On pregnancy: I am really obese and uncomfortable and still have a long way to go. Nothing fits, my boobs are huge and uncomfortable, I keep worrying that my belly fat is peeking out from under my shirt, and I get winded when I climb stairs. Man, the injustice. At least I don't have gestational diabetes, but I have to drink a grose iron drink because I'm anemic. All of the babies I cook in my belly like to sap me of iron. This one did, too.
All These Tapes In My Head Swirl Around
Stealthpunch Junior is two, and he's never had a babysitter. That is to say, we've never hired him a babysitter, or had someone watch him who wasn't related to him or that we haven't known for fifteen years. And Gray and I are notoriously bad at going out on dates -- like those books that say "Couples should go out on dates once a week after having children for their own separate alone time" would frown at us so hard their faces would stick that way. I think we've been out alone once together in the year we've lived here, and once when we were all staying with Gray's parents and once when we were all staying with my parents. So three times in a year. And we're still married. Take that, couples counselors.
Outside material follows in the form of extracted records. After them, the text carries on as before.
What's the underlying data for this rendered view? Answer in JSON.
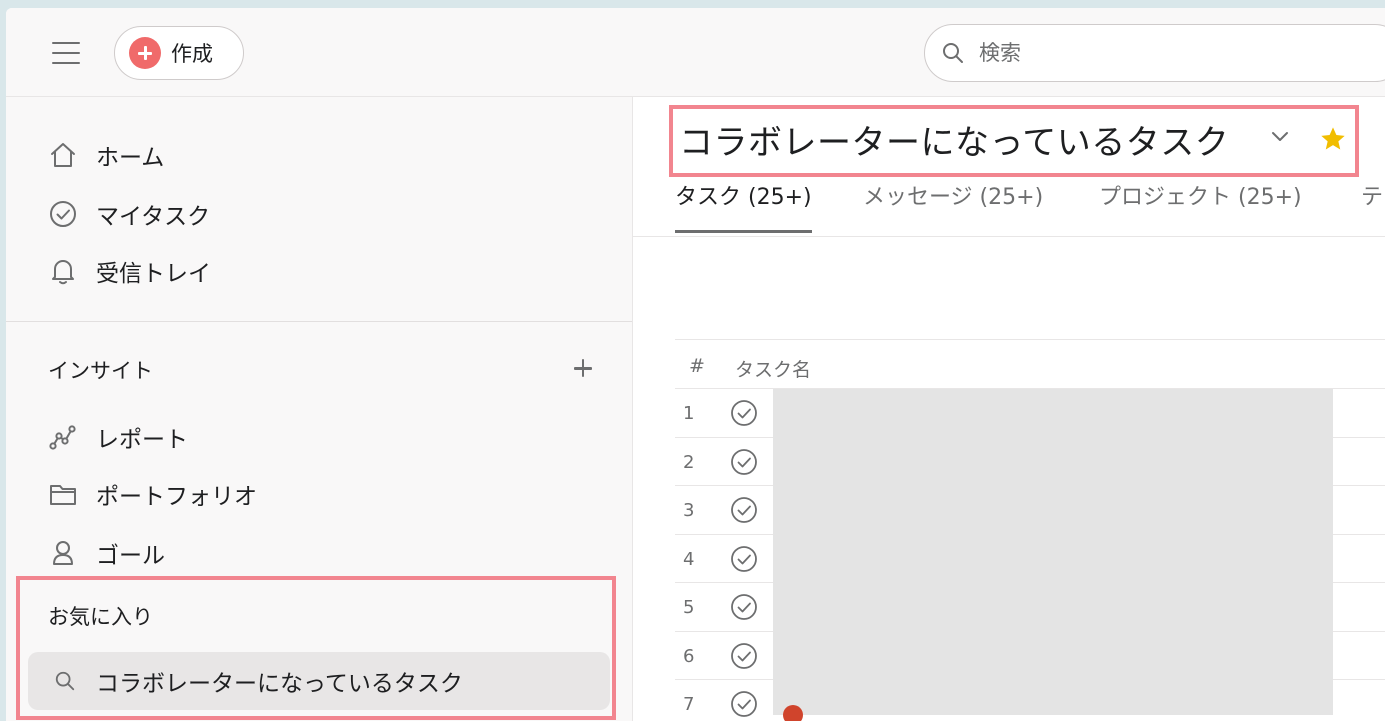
{
  "topbar": {
    "create_label": "作成",
    "search_placeholder": "検索"
  },
  "sidebar": {
    "nav": [
      {
        "label": "ホーム",
        "icon": "home-icon"
      },
      {
        "label": "マイタスク",
        "icon": "check-circle-icon"
      },
      {
        "label": "受信トレイ",
        "icon": "bell-icon"
      }
    ],
    "insights": {
      "title": "インサイト",
      "items": [
        {
          "label": "レポート",
          "icon": "report-graph-icon"
        },
        {
          "label": "ポートフォリオ",
          "icon": "folder-icon"
        },
        {
          "label": "ゴール",
          "icon": "goal-person-icon"
        }
      ]
    },
    "favorites": {
      "title": "お気に入り",
      "items": [
        {
          "label": "コラボレーターになっているタスク",
          "icon": "search-icon"
        }
      ]
    }
  },
  "main": {
    "title": "コラボレーターになっているタスク",
    "tabs": [
      {
        "label": "タスク (25+)",
        "active": true
      },
      {
        "label": "メッセージ (25+)",
        "active": false
      },
      {
        "label": "プロジェクト (25+)",
        "active": false
      },
      {
        "label": "テ",
        "active": false
      }
    ],
    "table": {
      "columns": [
        "#",
        "タスク名"
      ],
      "rows": [
        {
          "num": "1"
        },
        {
          "num": "2"
        },
        {
          "num": "3"
        },
        {
          "num": "4"
        },
        {
          "num": "5"
        },
        {
          "num": "6"
        },
        {
          "num": "7"
        }
      ]
    }
  },
  "colors": {
    "accent_create": "#f06a6a",
    "highlight_border": "#f2858f",
    "star": "#f1bd00"
  }
}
But this is not what I want to write about. What I want to write about is sixteen year olds. We marched down the street to our neighbor's house, a neighbor who recently said, "My daughter would love to babysit for you," so we walked over to take her up on it. She wasn't home, so we talked to her parents, some nice people who look like they're about a decade older than us, say forty-five give or take a few years. Twenty minutes later the sixteen year old knocks on our door and we hang out and introduce her to the baby and we're all talking and about her babysitting him in the future, and she'll make our fifty dollar dinner and a movie turn into more like ninety, but whatever, the experts made us do it. So she leaves, and Gray turns to me and goes, "That's what sixteen is. Didn't you feel OLD?" and I said yeah I felt like a fricking grandma, and then he goes, "She could be your daughter if you had her when you were a senior in high school," and I go, No, I would have an almost twenty year old if I had her in high school. And then we kind of got depressed. And then I said, But didn't you feel like you have way more in common with her than you do with her parents who are way closer to us in age? And he said, "Yeah, totally." Does this mean that we're stunted somehow? That we have a Peter Pan thing going on? Or that we're of that Gen-X segment that just doesn't feel adulty no matter how old we get?
Also, Gray got laid off on Friday. So I don't know how we're affording this babysitter.